Painting sale to fund places

News University News

Scholarships for African Students to attend the University will be funded by an auction of a South African portrait worth over £200,000 later this month.

A painting by South African artist Irma Stern is due to be sold by the Oxford Department for International Development (ODID), with proceeds from the sale being used to fund scholarships for African students to attend the university.

‘Portrait of a young Mpondo’ will be sold at Bonhams Auction House in London, with the expectation that it is worth between £200,000 and £300,000.


It is described on the Bonhams website as being “characterised by precocious and rich brushwork, exuding sensuality and physicality”.

“The somewhat unusual colour palette of ethereal blues and purples is more typical of one of Stern’s still life paintings than her portraits, and testifies to her versatility as an expressionist and her unencumbered artistic vision of colour.”

The portrait was painted in South Africa in 1935 and has been held by the International Development department since the 1950s, when it was gifted by Lady Caroline Oppenheimer.

Caroline was the wife of Sir Ernest Oppenheimer, the benefactor who enabled the establishment of Queen Elizabeth House, the precursor to the Oxford Department of International Development. The decision to sell the painting was taken by the department in consultation with the university.

‘This wonderful Stern portrait of a young African warrior has hung on our walls for many years and it will be sad to let it go.”

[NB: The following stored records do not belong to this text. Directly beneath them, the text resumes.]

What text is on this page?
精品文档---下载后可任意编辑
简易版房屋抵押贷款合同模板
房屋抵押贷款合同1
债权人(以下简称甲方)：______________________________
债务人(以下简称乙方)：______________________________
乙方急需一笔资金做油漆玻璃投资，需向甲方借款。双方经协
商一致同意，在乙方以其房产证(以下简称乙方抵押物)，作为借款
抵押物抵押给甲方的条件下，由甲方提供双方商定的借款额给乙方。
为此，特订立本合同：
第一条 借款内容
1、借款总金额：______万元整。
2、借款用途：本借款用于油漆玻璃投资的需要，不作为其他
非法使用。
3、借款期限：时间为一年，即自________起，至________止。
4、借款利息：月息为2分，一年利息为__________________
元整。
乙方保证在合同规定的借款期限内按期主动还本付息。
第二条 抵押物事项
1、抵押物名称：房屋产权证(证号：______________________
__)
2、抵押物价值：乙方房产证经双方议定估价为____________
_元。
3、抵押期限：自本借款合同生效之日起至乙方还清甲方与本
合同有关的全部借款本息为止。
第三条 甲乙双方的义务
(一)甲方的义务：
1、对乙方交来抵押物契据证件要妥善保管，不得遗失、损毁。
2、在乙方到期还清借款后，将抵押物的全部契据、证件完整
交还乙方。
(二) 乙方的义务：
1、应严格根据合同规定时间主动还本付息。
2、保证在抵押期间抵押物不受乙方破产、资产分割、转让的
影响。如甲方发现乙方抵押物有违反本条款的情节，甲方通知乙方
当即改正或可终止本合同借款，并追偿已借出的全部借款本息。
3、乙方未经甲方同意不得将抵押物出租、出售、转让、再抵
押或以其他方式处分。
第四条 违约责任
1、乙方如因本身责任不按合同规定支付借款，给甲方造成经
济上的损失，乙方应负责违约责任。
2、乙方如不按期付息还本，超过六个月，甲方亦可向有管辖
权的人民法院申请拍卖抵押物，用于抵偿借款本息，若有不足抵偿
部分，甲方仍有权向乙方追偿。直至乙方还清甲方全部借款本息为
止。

“The resources from the sale will make a significant contribution to the lives of young scholars,” said ODID’s Professor Valpy FitzGerald.

The auction will take place amongst a wide collection of South African art on 17th October, and a representative for the Department for International Development has stated that they hope to see the first scholar benefitting from this to arrive in October 2013.

David Messling, OUSU Access Representative commented:

“It’s great to see new and exciting ways of tackling the lack of graduate funding. These scholarships won’t just change the lives of the scholars, but also have the potential to generate research with a much bigger impact.”